Global coal consumption is projected to decline in 2025 and contract further in 2026, following a modest 1 percent increase in the first six months of 2024, compared to the previous year. Additional electricity demand in China, the world’s largest coal consumer, was mostly met by renewables and hydropower, while India drove the rise in global coal consumption in the first half of 2024. In contrast, coal demand declined in Europe while it remained stable in the United States. Global coal consumption is expected to marginally decrease in 2025, and continue falling in 2026, as the transition to renewables and natural gas for power generation accelerates, displacing coal. Demand in China is poised to decline in both years, while India’s demand growth is expected to slow down. If these forecasts prove accurate, global coal consumption will have peaked in 2024—marking an important milestone in the global energy transition.
Global coal supplies are expected to decline in 2025 and 2026, in line with shrinking demand. In the first half of 2024, global coal production contracted, led by a 15 percent drop in U.S. output, reflecting the long-term trend of coal's diminishing role in power generation. In China, production also fell due to stricter regulations aimed at reducing mining accidents. In contrast, coal production in India and Indonesia increased by approximately 10 percent each during the same period. Looking ahead, most major producers, apart from India, are expected to scale back coal production in 2025 and 2026 as the global energy transition accelerates.

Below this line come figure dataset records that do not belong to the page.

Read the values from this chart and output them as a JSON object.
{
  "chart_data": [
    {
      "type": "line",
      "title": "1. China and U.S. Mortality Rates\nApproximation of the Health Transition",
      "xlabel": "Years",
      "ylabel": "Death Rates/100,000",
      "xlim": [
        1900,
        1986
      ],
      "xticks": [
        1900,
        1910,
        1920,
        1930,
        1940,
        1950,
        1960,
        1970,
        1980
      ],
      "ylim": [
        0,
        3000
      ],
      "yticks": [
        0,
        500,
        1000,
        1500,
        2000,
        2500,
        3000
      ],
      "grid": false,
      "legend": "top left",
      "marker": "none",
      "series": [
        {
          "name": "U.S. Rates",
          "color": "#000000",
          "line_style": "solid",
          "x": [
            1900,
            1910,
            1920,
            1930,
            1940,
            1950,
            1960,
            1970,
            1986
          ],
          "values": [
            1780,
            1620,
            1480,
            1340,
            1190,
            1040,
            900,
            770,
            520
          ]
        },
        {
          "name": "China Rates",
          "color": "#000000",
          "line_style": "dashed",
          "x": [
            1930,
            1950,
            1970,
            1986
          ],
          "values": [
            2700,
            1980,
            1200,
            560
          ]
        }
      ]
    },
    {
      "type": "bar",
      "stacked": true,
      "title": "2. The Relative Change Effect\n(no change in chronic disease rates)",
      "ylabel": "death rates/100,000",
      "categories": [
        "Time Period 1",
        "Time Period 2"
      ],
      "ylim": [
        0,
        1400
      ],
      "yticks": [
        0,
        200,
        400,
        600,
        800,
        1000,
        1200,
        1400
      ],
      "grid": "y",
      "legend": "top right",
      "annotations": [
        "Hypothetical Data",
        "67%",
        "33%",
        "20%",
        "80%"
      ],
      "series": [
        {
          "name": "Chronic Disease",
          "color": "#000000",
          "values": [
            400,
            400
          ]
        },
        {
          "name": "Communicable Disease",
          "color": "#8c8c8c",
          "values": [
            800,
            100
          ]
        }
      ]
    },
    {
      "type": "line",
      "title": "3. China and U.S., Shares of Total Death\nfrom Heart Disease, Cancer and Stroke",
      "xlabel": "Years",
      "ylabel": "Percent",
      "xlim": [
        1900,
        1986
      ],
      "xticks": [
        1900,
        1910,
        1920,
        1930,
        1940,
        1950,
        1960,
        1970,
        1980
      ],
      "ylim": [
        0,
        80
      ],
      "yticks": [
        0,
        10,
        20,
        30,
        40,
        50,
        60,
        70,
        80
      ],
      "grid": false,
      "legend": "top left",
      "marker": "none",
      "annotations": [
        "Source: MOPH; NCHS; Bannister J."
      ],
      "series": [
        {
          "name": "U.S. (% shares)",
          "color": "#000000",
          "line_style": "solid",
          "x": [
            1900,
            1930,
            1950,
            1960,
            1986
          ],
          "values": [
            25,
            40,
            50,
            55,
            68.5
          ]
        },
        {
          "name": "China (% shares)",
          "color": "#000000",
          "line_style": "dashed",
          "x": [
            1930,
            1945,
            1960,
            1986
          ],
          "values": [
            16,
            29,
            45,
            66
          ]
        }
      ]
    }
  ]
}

Coal prices are expected to decline, with risks to the outlook remaining broadly balanced. Prices are projected to decrease by about 12 percent in both 2025 and 2026, following an anticipated decline of more than 20 percent in 2024. On the upside, the main risk to the forecast is China’s coal consumption continuing to rise in 2025. The baseline assumption that China’s coal demand will peak in 2024 is premised on moderate increases in the demand for electricity and robust output from hydropower and renewables. Extreme weather events, such as heat waves or droughts, particularly in China, could drive higher demand and push prices upward. Conversely, prices may face downward pressure if anticipated supply reductions in Indonesia and the U.S. do not materialize. Additionally, weaker-than-expected economic growth in China and India—together accounting for over two-thirds of global coal consumption—poses an additional downside risk.